North Korea detonated its sixth and most powerful nuclear test on Sunday, Japan and South Korea said, hours after Pyongyang said it had developed an advanced hydrogen bomb that possesses “great destructive power”.
Japanese and South Korean meteorological officials said an earthquake detected near the North’s test site – measured by the U.S. Geological Survey (USGS) at magnitude 6.3 – was around 10 times more powerful than previous detonations, Reuters reports.
North Korea said it would make an important announcement at 0630 GMT.
The move is a direct challenge to U.S. President Donald Trump, who hours earlier had talked by phone with Japanese Prime Minister Shinzo Abe about the “escalating” nuclear crisis in the region.
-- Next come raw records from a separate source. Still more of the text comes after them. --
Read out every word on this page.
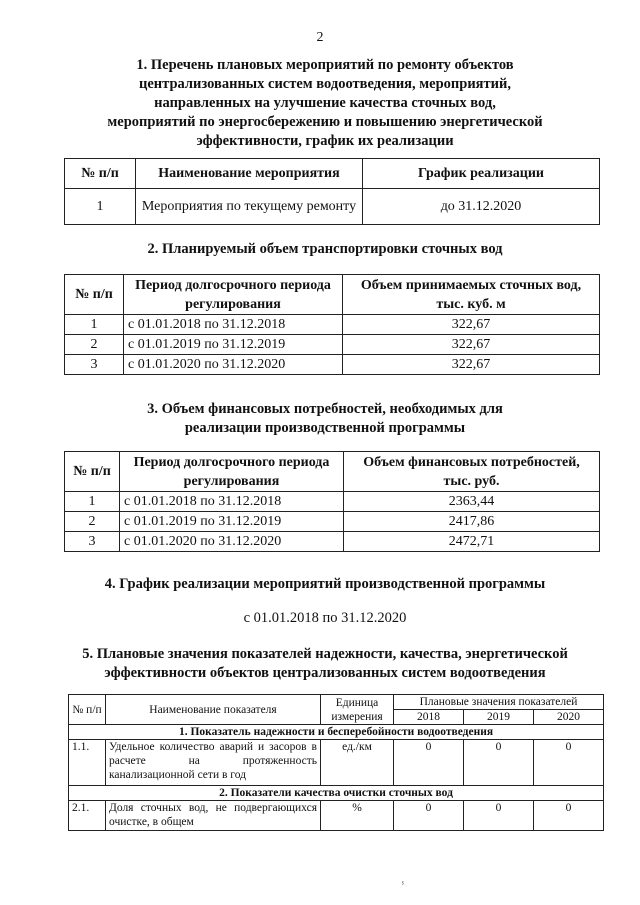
2
1. Перечень плановых мероприятий по ремонту объектов
централизованных систем водоотведения, мероприятий,
направленных на улучшение качества сточных вод,
мероприятий по энергосбережению и повышению энергетической
эффективности, график их реализации
№ п/п	Наименование мероприятия	График реализации
1	Мероприятия по текущему ремонту	до 31.12.2020
2. Планируемый объем транспортировки сточных вод
№ п/п	Период долгосрочного периода регулирования	Объем принимаемых сточных вод, тыс. куб. м
1	с 01.01.2018 по 31.12.2018	322,67
2	с 01.01.2019 по 31.12.2019	322,67
3	с 01.01.2020 по 31.12.2020	322,67
3. Объем финансовых потребностей, необходимых для
реализации производственной программы
№ п/п	Период долгосрочного периода регулирования	Объем финансовых потребностей, тыс. руб.
1	с 01.01.2018 по 31.12.2018	2363,44
2	с 01.01.2019 по 31.12.2019	2417,86
3	с 01.01.2020 по 31.12.2020	2472,71
4. График реализации мероприятий производственной программы
с 01.01.2018 по 31.12.2020
5. Плановые значения показателей надежности, качества, энергетической
эффективности объектов централизованных систем водоотведения
№ п/п	Наименование показателя	Единица измерения	Плановые значения показателей		
			2018	2019	2020
1. Показатель надежности и бесперебойности водоотведения					
1.1.	Удельное количество аварий и засоров в расчете на протяженность канализационной сети в год	ед./км	0	0	0
2. Показатели качества очистки сточных вод					
2.1.	Доля сточных вод, не подвергающихся очистке, в общем	%	0	0	0
ⸯ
Japan immediately raised the prospect of further sanctions against the isolated North, with Chief Cabinet Secretary Yoshihide Suga saying that curbs on its oil trade would be on the table.
A U.S. official who studies North Korea’s military and politics said that seismic data on the tremors was being analysed, although the location suggested another nuclear test.
The official, who spoke on the condition of anonymity, said it was too early to determine if a test, if there was one, supported the North’s claim that has succeeded in developing a thermonuclear weapon, “much less one that could be mounted on an ICBM and re-enter Earth’s atmosphere without burning up”.
The hydrogen bomb report by North Korea’s official KCNA news agency comes amid heightened regional tension following Pyongyang’s two tests of intercontinental ballistic missiles (ICBM) in July that potentially could fly about 10,000 km (6,200 miles), putting many parts of the mainland United States within range.
Under third-generation leader Kim Jong Un, North Korea has been pursuing a nuclear device small and light enough to fit on a long-range ballistic missile, without affecting its range and making it capable of surviving re-entry into the Earth’s atmosphere.
One expert said the size of Sunday’s detonation meant it was possible it could be a hydrogen bomb test.
“The power is 10 or 20 times or even more than previous ones,” Said Kune Y. Suh, a nuclear engineering professor at Seoul National University. “That scale is to the level where anyone can say a hydrogen bomb test.”